Elephants have a different approach. They also live in female groups, but theirs seems to have a stricter hierarchy. The dominant female gets first access to the males during their infrequent mating seasons, and she usually bears her offspring earliest in the season. Baby elephants are vulnerable for the first two years of their lives, during which time the help of other members of the group is crucial. All baby elephants do not receive the same amount of attention, according to Phyllis Lee of Cambridge University. She reported at the April meeting that life expectancy among baby elephants is directly related to the amount of oversight they receive. Observing elephants with Cynthia Moss at Abroseli National Park, in Kenya, she calculated that infant mortality can be twice as high among the offspring of females on the fringes of the group that have few relatives as compared to those whose mothers are at the center.

Infant elephants, like small children, prefer to play with animals their own age rather than their older sisters and brothers. As they wander around their territory, adolescent females watch over and protect them. Those born earliest in the season get the most care, and so do those with lots of sisters, and aunts to help watch over them.
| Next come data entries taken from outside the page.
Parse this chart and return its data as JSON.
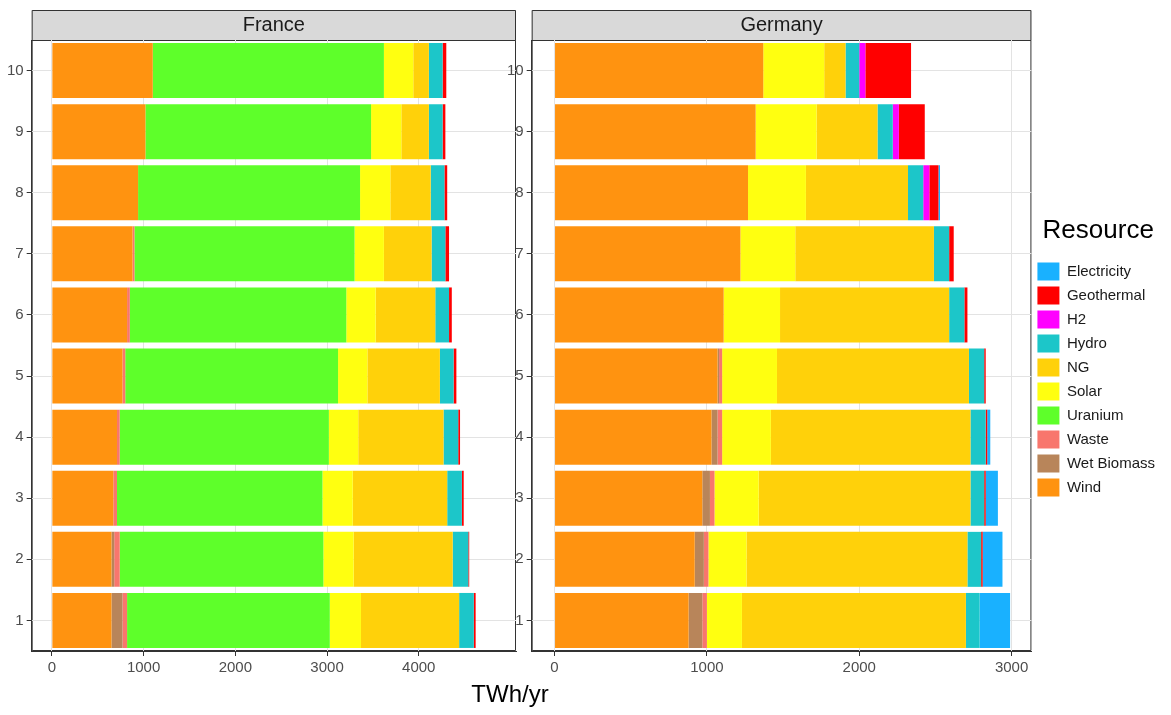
{
  "chart_data": [
    {
      "type": "bar",
      "title": "France",
      "xlabel": "TWh/yr",
      "orientation": "horizontal",
      "stacked": true,
      "grid": true,
      "legend": false,
      "categories": [
        "10",
        "9",
        "8",
        "7",
        "6",
        "5",
        "4",
        "3",
        "2",
        "1"
      ],
      "xlim": [
        -220,
        5060
      ],
      "xticks": [
        0,
        1000,
        2000,
        3000,
        4000
      ],
      "series": [
        {
          "color": "#ff9310",
          "values": [
            1100,
            1020,
            940,
            880,
            820,
            770,
            710,
            670,
            650,
            650
          ]
        },
        {
          "color": "#b8855a",
          "values": [
            0,
            0,
            0,
            0,
            0,
            0,
            0,
            0,
            30,
            120
          ]
        },
        {
          "color": "#f8766d",
          "values": [
            0,
            0,
            0,
            20,
            30,
            30,
            30,
            40,
            60,
            50
          ]
        },
        {
          "color": "#5eff2a",
          "values": [
            2520,
            2460,
            2420,
            2400,
            2360,
            2320,
            2280,
            2240,
            2220,
            2210
          ]
        },
        {
          "color": "#ffff10",
          "values": [
            320,
            330,
            330,
            320,
            320,
            320,
            320,
            330,
            330,
            340
          ]
        },
        {
          "color": "#ffd10a",
          "values": [
            170,
            300,
            440,
            520,
            650,
            790,
            930,
            1030,
            1080,
            1070
          ]
        },
        {
          "color": "#1cc6c9",
          "values": [
            150,
            150,
            150,
            150,
            150,
            150,
            160,
            160,
            170,
            160
          ]
        },
        {
          "color": "#ff0000",
          "values": [
            40,
            30,
            30,
            40,
            30,
            30,
            20,
            20,
            10,
            20
          ]
        }
      ]
    },
    {
      "type": "bar",
      "title": "Germany",
      "orientation": "horizontal",
      "stacked": true,
      "grid": true,
      "legend": "right",
      "legend_title": "Resource",
      "categories": [
        "10",
        "9",
        "8",
        "7",
        "6",
        "5",
        "4",
        "3",
        "2",
        "1"
      ],
      "xlim": [
        -150,
        3130
      ],
      "xticks": [
        0,
        1000,
        2000,
        3000
      ],
      "series": [
        {
          "name": "Wind",
          "color": "#ff9310",
          "values": [
            1370,
            1320,
            1270,
            1220,
            1110,
            1070,
            1030,
            970,
            920,
            880
          ]
        },
        {
          "name": "Wet Biomass",
          "color": "#b8855a",
          "values": [
            0,
            0,
            0,
            0,
            0,
            10,
            40,
            50,
            60,
            90
          ]
        },
        {
          "name": "Waste",
          "color": "#f8766d",
          "values": [
            0,
            0,
            0,
            0,
            0,
            20,
            30,
            30,
            30,
            30
          ]
        },
        {
          "name": "Uranium",
          "color": "#5eff2a",
          "values": [
            0,
            0,
            0,
            0,
            0,
            0,
            0,
            0,
            0,
            0
          ]
        },
        {
          "name": "Solar",
          "color": "#ffff10",
          "values": [
            400,
            400,
            380,
            360,
            370,
            360,
            320,
            290,
            250,
            230
          ]
        },
        {
          "name": "NG",
          "color": "#ffd10a",
          "values": [
            140,
            400,
            670,
            910,
            1110,
            1260,
            1310,
            1390,
            1450,
            1470
          ]
        },
        {
          "name": "Hydro",
          "color": "#1cc6c9",
          "values": [
            90,
            100,
            100,
            100,
            100,
            100,
            100,
            90,
            90,
            90
          ]
        },
        {
          "name": "H2",
          "color": "#ff00ff",
          "values": [
            40,
            40,
            40,
            0,
            0,
            0,
            0,
            0,
            0,
            0
          ]
        },
        {
          "name": "Geothermal",
          "color": "#ff0000",
          "values": [
            300,
            170,
            60,
            30,
            20,
            10,
            10,
            10,
            10,
            0
          ]
        },
        {
          "name": "Electricity",
          "color": "#19b1ff",
          "values": [
            0,
            0,
            10,
            0,
            0,
            0,
            20,
            80,
            130,
            200
          ]
        }
      ]
    }
  ]
}
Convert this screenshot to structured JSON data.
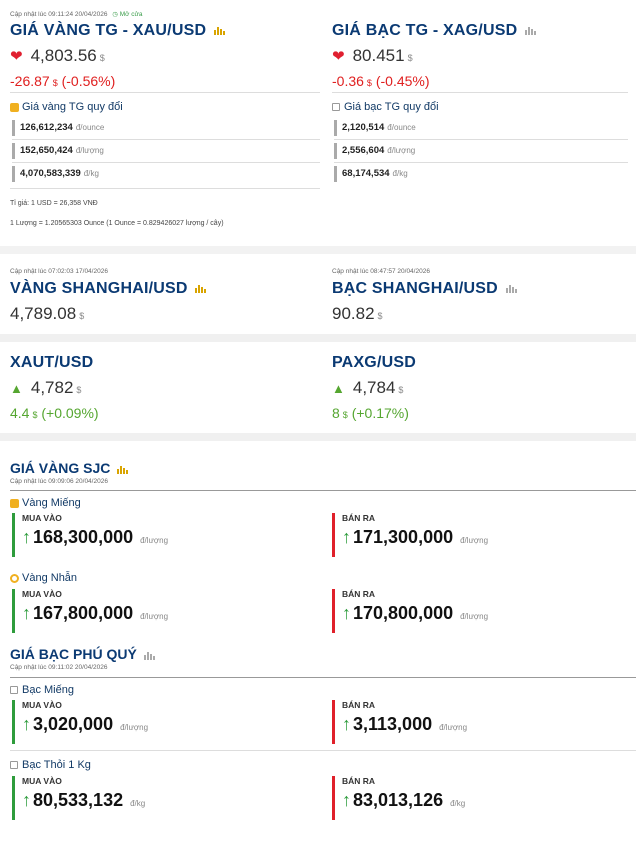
{
  "world": {
    "updated": "Cập nhật lúc 09:11:24 20/04/2026",
    "market_status": "Mở cửa",
    "gold": {
      "title": "GIÁ VÀNG TG - XAU/USD",
      "price": "4,803.56",
      "currency": "$",
      "change": "-26.87",
      "change_pct": "(-0.56%)",
      "conv_title": "Giá vàng TG quy đổi",
      "conv": [
        {
          "value": "126,612,234",
          "unit": "đ/ounce"
        },
        {
          "value": "152,650,424",
          "unit": "đ/lượng"
        },
        {
          "value": "4,070,583,339",
          "unit": "đ/kg"
        }
      ]
    },
    "silver": {
      "title": "GIÁ BẠC TG - XAG/USD",
      "price": "80.451",
      "currency": "$",
      "change": "-0.36",
      "change_pct": "(-0.45%)",
      "conv_title": "Giá bạc TG quy đổi",
      "conv": [
        {
          "value": "2,120,514",
          "unit": "đ/ounce"
        },
        {
          "value": "2,556,604",
          "unit": "đ/lượng"
        },
        {
          "value": "68,174,534",
          "unit": "đ/kg"
        }
      ]
    },
    "rate_note": "Tỉ giá: 1 USD = 26,358 VNĐ",
    "luong_note": "1 Lượng = 1.20565303 Ounce (1 Ounce = 0.829426027 lượng / cây)"
  },
  "shanghai": {
    "gold": {
      "updated": "Cập nhật lúc 07:02:03 17/04/2026",
      "title": "VÀNG SHANGHAI/USD",
      "price": "4,789.08",
      "currency": "$"
    },
    "silver": {
      "updated": "Cập nhật lúc 08:47:57 20/04/2026",
      "title": "BẠC SHANGHAI/USD",
      "price": "90.82",
      "currency": "$"
    }
  },
  "tokens": {
    "xaut": {
      "title": "XAUT/USD",
      "price": "4,782",
      "currency": "$",
      "change": "4.4",
      "change_pct": "(+0.09%)"
    },
    "paxg": {
      "title": "PAXG/USD",
      "price": "4,784",
      "currency": "$",
      "change": "8",
      "change_pct": "(+0.17%)"
    }
  },
  "sjc": {
    "title": "GIÁ VÀNG SJC",
    "updated": "Cập nhật lúc 09:09:06 20/04/2026",
    "items": [
      {
        "label": "Vàng Miếng",
        "buy_label": "MUA VÀO",
        "buy": "168,300,000",
        "buy_unit": "đ/lượng",
        "sell_label": "BÁN RA",
        "sell": "171,300,000",
        "sell_unit": "đ/lượng"
      },
      {
        "label": "Vàng Nhẫn",
        "buy_label": "MUA VÀO",
        "buy": "167,800,000",
        "buy_unit": "đ/lượng",
        "sell_label": "BÁN RA",
        "sell": "170,800,000",
        "sell_unit": "đ/lượng"
      }
    ]
  },
  "phuquy": {
    "title": "GIÁ BẠC PHÚ QUÝ",
    "updated": "Cập nhật lúc 09:11:02 20/04/2026",
    "items": [
      {
        "label": "Bạc Miếng",
        "buy_label": "MUA VÀO",
        "buy": "3,020,000",
        "buy_unit": "đ/lượng",
        "sell_label": "BÁN RA",
        "sell": "3,113,000",
        "sell_unit": "đ/lượng"
      },
      {
        "label": "Bạc Thỏi 1 Kg",
        "buy_label": "MUA VÀO",
        "buy": "80,533,132",
        "buy_unit": "đ/kg",
        "sell_label": "BÁN RA",
        "sell": "83,013,126",
        "sell_unit": "đ/kg"
      }
    ]
  },
  "colors": {
    "title": "#0b3a73",
    "down": "#e02020",
    "up": "#55a630",
    "buy_bar": "#2e9c3c",
    "sell_bar": "#e0202a"
  },
  "icons": [
    "clock-icon",
    "bar-chart-icon",
    "heart-down-icon",
    "arrow-up-triangle-icon",
    "gold-bar-icon",
    "ring-icon",
    "silver-tag-icon",
    "up-arrow-icon"
  ]
}
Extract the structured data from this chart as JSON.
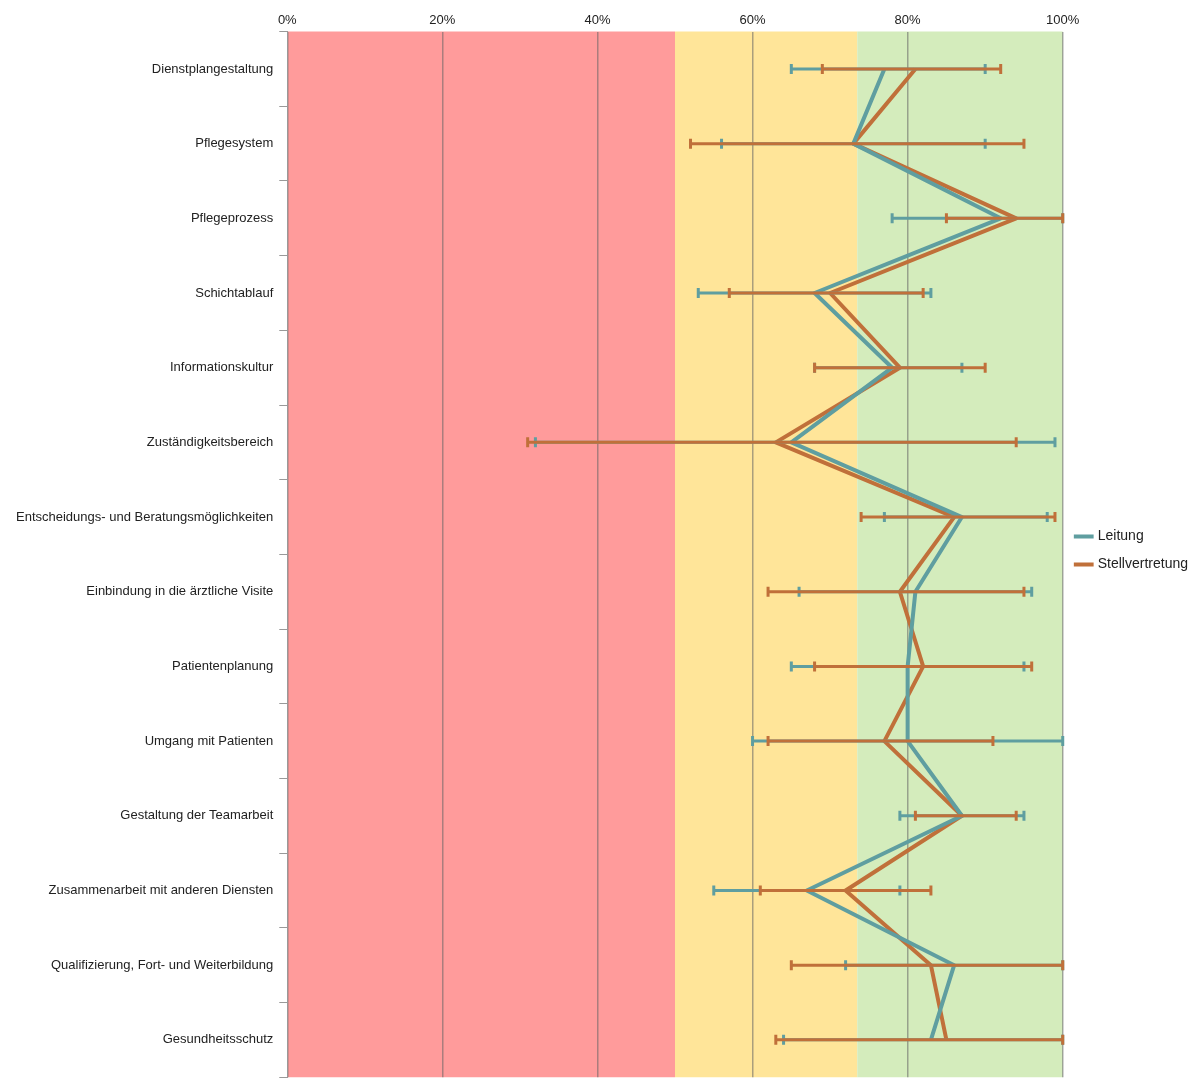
{
  "chart_data": {
    "type": "line",
    "orientation": "horizontal",
    "categories": [
      "Dienstplangestaltung",
      "Pflegesystem",
      "Pflegeprozess",
      "Schichtablauf",
      "Informationskultur",
      "Zuständigkeitsbereich",
      "Entscheidungs- und Beratungsmöglichkeiten",
      "Einbindung in die ärztliche Visite",
      "Patientenplanung",
      "Umgang mit Patienten",
      "Gestaltung der Teamarbeit",
      "Zusammenarbeit mit anderen Diensten",
      "Qualifizierung, Fort- und Weiterbildung",
      "Gesundheitsschutz"
    ],
    "series": [
      {
        "name": "Leitung",
        "color": "#5f9ea0",
        "values": [
          77,
          73,
          92,
          68,
          78,
          65,
          87,
          81,
          80,
          80,
          87,
          67,
          86,
          83
        ],
        "errors": [
          [
            65,
            90
          ],
          [
            56,
            90
          ],
          [
            78,
            100
          ],
          [
            53,
            83
          ],
          [
            68,
            87
          ],
          [
            32,
            99
          ],
          [
            77,
            98
          ],
          [
            66,
            96
          ],
          [
            65,
            95
          ],
          [
            60,
            100
          ],
          [
            79,
            95
          ],
          [
            55,
            79
          ],
          [
            72,
            100
          ],
          [
            64,
            100
          ]
        ]
      },
      {
        "name": "Stellvertretung",
        "color": "#c0703a",
        "values": [
          81,
          73,
          94,
          70,
          79,
          63,
          86,
          79,
          82,
          77,
          87,
          72,
          83,
          85
        ],
        "errors": [
          [
            69,
            92
          ],
          [
            52,
            95
          ],
          [
            85,
            100
          ],
          [
            57,
            82
          ],
          [
            68,
            90
          ],
          [
            31,
            94
          ],
          [
            74,
            99
          ],
          [
            62,
            95
          ],
          [
            68,
            96
          ],
          [
            62,
            91
          ],
          [
            81,
            94
          ],
          [
            61,
            83
          ],
          [
            65,
            100
          ],
          [
            63,
            100
          ]
        ]
      }
    ],
    "xlim": [
      0,
      100
    ],
    "xticks": [
      {
        "value": 0,
        "label": "0%"
      },
      {
        "value": 20,
        "label": "20%"
      },
      {
        "value": 40,
        "label": "40%"
      },
      {
        "value": 60,
        "label": "60%"
      },
      {
        "value": 80,
        "label": "80%"
      },
      {
        "value": 100,
        "label": "100%"
      }
    ],
    "bands": [
      {
        "axis": "x",
        "from": 0,
        "to": 50,
        "color": "#ff9b9b"
      },
      {
        "axis": "x",
        "from": 50,
        "to": 73.5,
        "color": "#ffe599"
      },
      {
        "axis": "x",
        "from": 73.5,
        "to": 100,
        "color": "#d4ecbc"
      }
    ],
    "grid": "x",
    "legend": "right",
    "marker": "none",
    "line_style": "solid"
  }
}
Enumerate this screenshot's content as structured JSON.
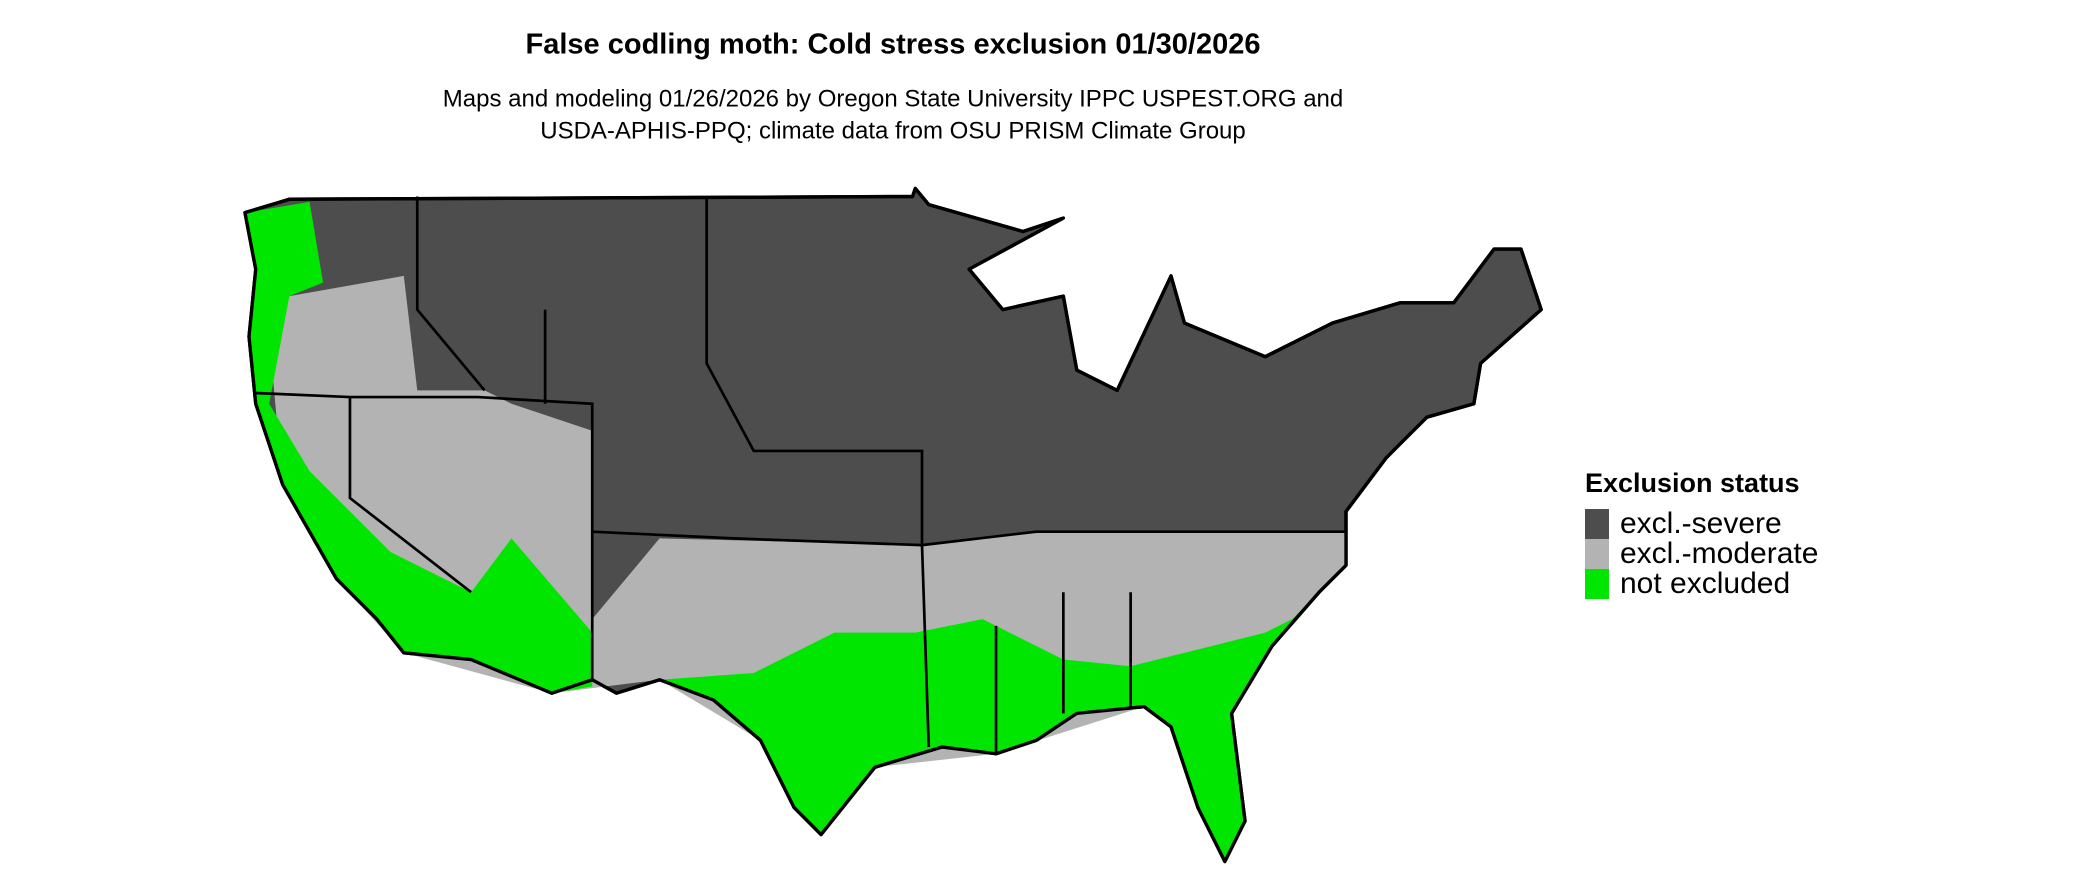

It seems that the advantages of communal child care may have triggered the evolution of the complex social systems we see among mammals such as giraffes and elephants. And this is because aunts and sisters have an interest in the survival into future generations of individuals with whom they share genetic material. What is the evolutionary future of humans, the only species to have radically altered the pattern of animal lives?

We are the only species who, by our own ingenuity, have extended the lifetimes of both males and females so that many of us will live at least half of our lives after our children are grown. If the need to care for offspring triggered sociality and a tight family structure, what are the implications for a society of post-reproductive adults?

Did we become communal 40,000 years ago to protect our children from the elements, from other animals, and from each other only to lose the need for this kind of sociality? The future presents two possibilities. We may see large patriarchal or matriarchal families in which great-grandparents and even great-great-grandparents guard the welfare of their descendants, or we may see a return to solitary living among older, independent adults who feel increasingly remote from those descendants and who are instead interested primarily in their own welfare.